ASHLAND, ORE. — He was a sturdy man of middle years who may have looked a bit like British actor Patrick Stewart of "Star Trek" fame, about 5-feet, 9-inches tall, and living in a dangerous world.
The three-inch spear point, buried in his hip when he was a teenager and carried for the next 30 years or so, attests to his toughness. But given the detailed attention with which he was buried along the banks of the Columbia River more than 9,000 years ago, he likely had a family and community that cared for him as well.
"Kennewick Man," named for the town in eastern Washington near where he was found, continues to fascinate scientists as he gradually reveals more about himself. And as he does so, he tells us more about the first Americans - where they came from, how they got to the continent, and the kind of lives they lived.
Diverse cultures want to claim him as their own. Indian tribes in the area say he is an ancestor who should not be probed and prodded by anthropologists, but turned over for respectful reburial, as is required by federal law.
American followers of Norse pagan religions believe he may be of Caucasoid descent and therefore of European stock. Such people arriving millennia before Columbus would be an astounding revelation, they argue, and the remains should be given to them for disposition.
Believing that nothing can be settled without further scientific investigation, a group of eight prominent researchers (including three from the Smithsonian Institution) has filed a suit in federal court.
The latest scientific data show that the man found by college students who were hiking along the Columbia River in 1996 is neither European nor related to present-day native Americans. Instead, according to a report released last week by the US Department of the Interior, Kennewick Man shares strong physical affinities with populations in Polynesia as well as with the Ainu people, an isolated Caucasoid group that lives in northern Japan.
But the dispute is far from over. While the radiocarbon dating that tentatively set Kennewick Man's age at about 9,300 years can determine when he lived, it tells nothing of his lineage. That would require more study, including DNA testing.
US Judge John Jelderks of Portland, Ore., recently declared that "any decision that did not include DNA analysis would probably be challenged as arbitrary and capricious."

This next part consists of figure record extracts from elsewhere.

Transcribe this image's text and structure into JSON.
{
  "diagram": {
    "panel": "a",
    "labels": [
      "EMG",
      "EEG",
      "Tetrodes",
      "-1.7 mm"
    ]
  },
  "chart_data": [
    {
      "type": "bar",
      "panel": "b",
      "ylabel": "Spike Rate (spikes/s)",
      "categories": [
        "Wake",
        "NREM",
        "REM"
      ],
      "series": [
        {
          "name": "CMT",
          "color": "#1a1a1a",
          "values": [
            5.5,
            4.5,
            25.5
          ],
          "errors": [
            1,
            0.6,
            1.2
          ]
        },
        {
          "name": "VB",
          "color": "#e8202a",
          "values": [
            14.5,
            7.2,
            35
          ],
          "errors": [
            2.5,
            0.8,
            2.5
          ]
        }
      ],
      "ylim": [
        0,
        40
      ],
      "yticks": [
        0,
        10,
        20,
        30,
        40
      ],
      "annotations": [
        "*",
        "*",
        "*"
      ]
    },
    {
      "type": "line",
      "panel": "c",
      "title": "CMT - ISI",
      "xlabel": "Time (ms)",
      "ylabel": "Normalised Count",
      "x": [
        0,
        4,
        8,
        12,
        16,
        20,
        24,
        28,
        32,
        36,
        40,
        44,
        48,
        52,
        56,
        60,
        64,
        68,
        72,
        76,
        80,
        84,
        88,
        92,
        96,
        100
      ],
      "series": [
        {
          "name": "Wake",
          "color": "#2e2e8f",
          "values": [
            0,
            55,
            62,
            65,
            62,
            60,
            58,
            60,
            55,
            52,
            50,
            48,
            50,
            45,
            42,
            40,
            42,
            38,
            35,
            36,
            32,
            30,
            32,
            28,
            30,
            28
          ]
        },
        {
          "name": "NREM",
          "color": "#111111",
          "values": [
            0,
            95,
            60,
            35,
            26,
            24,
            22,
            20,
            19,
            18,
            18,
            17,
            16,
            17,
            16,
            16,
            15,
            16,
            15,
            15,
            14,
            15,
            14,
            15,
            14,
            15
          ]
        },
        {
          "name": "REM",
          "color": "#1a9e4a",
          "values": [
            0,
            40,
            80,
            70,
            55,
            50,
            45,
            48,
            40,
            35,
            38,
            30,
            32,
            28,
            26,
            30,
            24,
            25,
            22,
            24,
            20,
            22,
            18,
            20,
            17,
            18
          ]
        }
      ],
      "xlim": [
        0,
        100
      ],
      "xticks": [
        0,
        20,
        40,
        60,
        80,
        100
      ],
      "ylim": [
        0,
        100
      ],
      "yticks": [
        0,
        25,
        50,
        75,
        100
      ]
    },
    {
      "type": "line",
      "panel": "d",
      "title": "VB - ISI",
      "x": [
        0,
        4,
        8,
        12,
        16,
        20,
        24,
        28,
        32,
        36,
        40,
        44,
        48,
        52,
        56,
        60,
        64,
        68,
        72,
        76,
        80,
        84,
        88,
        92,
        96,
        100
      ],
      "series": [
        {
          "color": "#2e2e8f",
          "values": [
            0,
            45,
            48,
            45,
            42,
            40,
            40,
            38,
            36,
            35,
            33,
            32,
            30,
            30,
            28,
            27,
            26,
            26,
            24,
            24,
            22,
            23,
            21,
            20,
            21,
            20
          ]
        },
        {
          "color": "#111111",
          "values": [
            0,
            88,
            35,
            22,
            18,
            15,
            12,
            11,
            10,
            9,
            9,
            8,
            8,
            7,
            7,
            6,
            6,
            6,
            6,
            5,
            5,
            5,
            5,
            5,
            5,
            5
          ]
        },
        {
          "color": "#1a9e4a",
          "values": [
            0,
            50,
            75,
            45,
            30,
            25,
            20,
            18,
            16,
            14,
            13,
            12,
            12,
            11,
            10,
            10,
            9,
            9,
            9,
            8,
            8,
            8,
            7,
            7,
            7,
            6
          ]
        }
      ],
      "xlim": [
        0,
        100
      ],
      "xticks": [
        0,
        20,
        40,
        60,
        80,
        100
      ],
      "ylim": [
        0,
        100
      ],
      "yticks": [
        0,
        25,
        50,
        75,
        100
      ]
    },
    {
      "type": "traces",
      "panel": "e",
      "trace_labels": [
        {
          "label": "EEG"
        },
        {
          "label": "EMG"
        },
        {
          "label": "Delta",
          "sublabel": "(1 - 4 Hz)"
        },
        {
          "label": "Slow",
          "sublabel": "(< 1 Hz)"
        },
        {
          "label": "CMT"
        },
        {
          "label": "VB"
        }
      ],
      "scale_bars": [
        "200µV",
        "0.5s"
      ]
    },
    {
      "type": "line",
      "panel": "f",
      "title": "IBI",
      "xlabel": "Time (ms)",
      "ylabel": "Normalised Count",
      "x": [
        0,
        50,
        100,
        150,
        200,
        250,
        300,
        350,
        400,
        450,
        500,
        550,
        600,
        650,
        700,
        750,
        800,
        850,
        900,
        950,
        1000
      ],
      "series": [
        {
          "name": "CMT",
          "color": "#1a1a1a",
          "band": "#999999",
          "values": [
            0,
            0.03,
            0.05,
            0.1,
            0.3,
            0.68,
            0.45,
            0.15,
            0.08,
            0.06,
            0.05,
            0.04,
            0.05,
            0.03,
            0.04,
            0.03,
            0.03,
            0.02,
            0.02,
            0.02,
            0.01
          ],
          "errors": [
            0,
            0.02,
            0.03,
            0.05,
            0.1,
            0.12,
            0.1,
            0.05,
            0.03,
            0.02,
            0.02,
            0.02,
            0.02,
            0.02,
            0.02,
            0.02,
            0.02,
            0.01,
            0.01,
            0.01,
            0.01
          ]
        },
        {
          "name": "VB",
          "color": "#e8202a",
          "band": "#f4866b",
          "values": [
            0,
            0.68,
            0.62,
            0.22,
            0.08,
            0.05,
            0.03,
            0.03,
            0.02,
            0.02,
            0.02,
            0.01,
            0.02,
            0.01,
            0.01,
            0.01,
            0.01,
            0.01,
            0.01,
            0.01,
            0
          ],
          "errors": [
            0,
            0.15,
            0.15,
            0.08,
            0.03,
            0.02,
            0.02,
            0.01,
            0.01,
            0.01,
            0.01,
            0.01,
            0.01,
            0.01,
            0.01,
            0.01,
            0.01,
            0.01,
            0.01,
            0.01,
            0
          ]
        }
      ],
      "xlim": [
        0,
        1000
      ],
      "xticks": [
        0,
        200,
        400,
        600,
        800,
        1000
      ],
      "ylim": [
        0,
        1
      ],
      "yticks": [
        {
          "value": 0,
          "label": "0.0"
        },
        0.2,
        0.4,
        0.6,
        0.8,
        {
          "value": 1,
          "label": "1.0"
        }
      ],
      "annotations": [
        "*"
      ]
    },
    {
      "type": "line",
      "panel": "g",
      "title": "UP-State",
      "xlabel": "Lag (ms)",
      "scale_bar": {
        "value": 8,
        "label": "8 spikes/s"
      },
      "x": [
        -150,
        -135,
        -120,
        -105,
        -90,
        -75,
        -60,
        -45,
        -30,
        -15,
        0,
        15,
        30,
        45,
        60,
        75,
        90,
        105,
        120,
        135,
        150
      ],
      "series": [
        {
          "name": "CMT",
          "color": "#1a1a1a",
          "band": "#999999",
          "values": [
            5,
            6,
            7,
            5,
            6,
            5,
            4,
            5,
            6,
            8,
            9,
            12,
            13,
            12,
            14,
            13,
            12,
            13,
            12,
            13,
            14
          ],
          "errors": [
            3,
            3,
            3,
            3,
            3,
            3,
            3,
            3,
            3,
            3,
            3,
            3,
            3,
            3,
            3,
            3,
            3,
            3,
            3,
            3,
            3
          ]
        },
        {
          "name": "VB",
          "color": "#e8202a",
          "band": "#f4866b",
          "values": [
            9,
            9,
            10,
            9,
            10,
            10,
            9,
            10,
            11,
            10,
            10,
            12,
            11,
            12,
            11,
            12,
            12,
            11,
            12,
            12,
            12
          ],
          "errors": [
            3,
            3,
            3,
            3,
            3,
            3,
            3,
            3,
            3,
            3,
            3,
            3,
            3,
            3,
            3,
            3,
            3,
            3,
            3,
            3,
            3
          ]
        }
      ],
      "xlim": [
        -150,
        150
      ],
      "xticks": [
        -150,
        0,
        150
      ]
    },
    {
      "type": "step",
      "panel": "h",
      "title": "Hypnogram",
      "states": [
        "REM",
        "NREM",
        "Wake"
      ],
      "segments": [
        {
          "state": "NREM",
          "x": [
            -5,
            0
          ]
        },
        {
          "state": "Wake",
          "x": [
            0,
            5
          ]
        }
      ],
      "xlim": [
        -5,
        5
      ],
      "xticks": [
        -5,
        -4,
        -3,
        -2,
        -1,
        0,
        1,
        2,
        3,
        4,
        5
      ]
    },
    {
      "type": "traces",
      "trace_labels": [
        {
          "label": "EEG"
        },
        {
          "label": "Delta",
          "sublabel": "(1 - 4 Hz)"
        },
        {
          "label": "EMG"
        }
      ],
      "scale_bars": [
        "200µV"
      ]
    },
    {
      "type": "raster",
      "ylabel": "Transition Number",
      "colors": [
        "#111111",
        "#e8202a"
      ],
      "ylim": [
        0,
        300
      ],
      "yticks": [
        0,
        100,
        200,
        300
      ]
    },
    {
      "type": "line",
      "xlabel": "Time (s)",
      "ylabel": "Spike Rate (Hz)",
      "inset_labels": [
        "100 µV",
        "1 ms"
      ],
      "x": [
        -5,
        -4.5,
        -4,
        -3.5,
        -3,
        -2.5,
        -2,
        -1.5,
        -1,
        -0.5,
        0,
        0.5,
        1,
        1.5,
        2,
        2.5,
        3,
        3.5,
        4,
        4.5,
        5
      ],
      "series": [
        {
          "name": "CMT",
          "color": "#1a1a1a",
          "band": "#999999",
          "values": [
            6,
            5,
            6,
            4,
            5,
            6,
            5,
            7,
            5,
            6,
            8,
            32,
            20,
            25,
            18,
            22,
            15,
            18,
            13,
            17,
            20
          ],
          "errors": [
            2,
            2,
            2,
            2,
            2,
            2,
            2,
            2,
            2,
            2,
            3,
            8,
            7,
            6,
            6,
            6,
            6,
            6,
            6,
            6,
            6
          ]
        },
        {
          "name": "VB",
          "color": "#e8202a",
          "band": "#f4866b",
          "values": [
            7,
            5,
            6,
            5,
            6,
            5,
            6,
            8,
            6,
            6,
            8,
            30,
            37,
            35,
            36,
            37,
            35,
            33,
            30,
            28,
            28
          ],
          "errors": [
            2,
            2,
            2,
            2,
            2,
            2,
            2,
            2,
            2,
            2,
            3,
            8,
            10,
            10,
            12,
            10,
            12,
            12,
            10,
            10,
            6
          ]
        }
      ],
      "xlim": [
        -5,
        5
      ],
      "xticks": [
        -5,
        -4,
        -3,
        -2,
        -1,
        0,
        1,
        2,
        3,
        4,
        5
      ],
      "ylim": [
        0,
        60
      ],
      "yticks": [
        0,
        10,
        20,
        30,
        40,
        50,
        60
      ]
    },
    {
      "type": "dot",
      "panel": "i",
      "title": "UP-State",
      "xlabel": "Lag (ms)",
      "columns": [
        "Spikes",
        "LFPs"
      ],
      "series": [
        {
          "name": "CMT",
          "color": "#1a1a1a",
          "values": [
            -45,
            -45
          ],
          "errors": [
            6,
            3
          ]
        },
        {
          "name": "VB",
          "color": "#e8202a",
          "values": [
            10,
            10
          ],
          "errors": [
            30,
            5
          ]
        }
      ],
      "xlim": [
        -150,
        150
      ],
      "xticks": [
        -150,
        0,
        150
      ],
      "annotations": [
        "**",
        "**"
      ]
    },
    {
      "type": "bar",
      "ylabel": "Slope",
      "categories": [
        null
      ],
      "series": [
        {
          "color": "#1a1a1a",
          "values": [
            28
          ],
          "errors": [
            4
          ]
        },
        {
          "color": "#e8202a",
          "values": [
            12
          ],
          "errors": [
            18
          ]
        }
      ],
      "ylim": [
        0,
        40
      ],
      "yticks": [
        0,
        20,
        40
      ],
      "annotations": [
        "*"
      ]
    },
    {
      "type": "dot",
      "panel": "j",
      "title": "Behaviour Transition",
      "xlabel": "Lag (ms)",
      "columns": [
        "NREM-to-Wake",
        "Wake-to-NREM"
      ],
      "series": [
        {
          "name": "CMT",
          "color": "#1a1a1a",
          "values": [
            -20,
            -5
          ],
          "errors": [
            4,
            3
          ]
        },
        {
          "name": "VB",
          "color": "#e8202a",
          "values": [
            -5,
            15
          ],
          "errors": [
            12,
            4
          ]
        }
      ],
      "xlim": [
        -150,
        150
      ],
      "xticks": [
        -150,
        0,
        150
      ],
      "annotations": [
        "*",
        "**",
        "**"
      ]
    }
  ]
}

The dispute centers on whether Kennewick Man has any "shared group identity" or "cultural affiliation" with modern-day tribes in the Columbia Basin. If so, the 1990 Native American Graves Protection and Repatriation Act (NAGPRA) requires that such remains be turned over to the tribes.
Evolution vs. creationism
Native American groups assert that their ancestors did not travel over a land bridge from Asia (the commonly held belief), but have inhabited North America since the world was created. They are opposed to scientific detective work, which might prove otherwise or dishonor such ancestors. In a sense, the argument thus is one of evolution versus creationism, "truth" based on factual science versus that which is revealed through oral history.
The controversy over Indian remains has its roots in 19th-century attitudes toward native Americans. In 1868, the US Surgeon General ordered Army officers in the West to collect Indian skeletons to find out (by measuring skull size) whether native Americans were inferior to whites. Since then, Indian remains have been removed from thousands of grave sites to become part of private collections, museum exhibits, and university labs.
For the most part, the Interior Department operates under the assumption that any pre-Columbian remains fall under NAGPRA and therefore should be turned over to the appropriate tribes. In response to the scientists' lawsuit challenging this conclusion, the ongoing studies were ordered. These have been moving along slowly, prompting Judge Jelderks to complain of "what appears to be a pattern of unnecessary delay in this action."
Meanwhile, US Rep. Richard "Doc" Hastings (R) of Washington has introduced a bill that would change NAGPRA to make it easier to study ancient bones and avoid some of the disputes surrounding Kennewick Man.
"Current law governing the treatment of historic human remains is so vague and confusing that it's no surprise authorities have had difficulty reconciling the need for scientific study with respect for the customs and traditions of Indian tribes," says Mr. Hastings. "It's time to make sound science the deciding factor."
The ability to determine not only age but also origin of prehistoric specimens - whether from bugs, flowers, or humans - has made great advances in recent years. DNA analysis, in particular the polymerase chain-reaction process developed in 1985, has led to single-molecule analysis and the study of substances millions of years old.
Rethinking the term 'native American'
At the same time, anthropologists and archaeologists are becoming more firm in their understanding that prehistoric North America was settled by groups from different parts of the world, not just those who arrived via the Asian land bridge. This raises profound questions about what it means to be "native American" and whether it's appropriate to destroy remains - which is required to do radiocarbon and DNA studies.
"We recognize and sincerely regret that destruction of any amount of bone is offensive to some religious and traditional tribal beliefs," says Francis McManamon, chief archaeologist for the Interior Department. "However, to reasonably answer the question of whether Kennewick Man is native American for the purposes of [NAGPRA], and to undertake any further studies if he is, it is vitally important to know whether these bones are 80 years old or 800 years old or 8,000 years old."
In any case, says Dr. McManamon, "Kennewick Man may provide a link between early migration and the people we know were here when the Europeans arrived."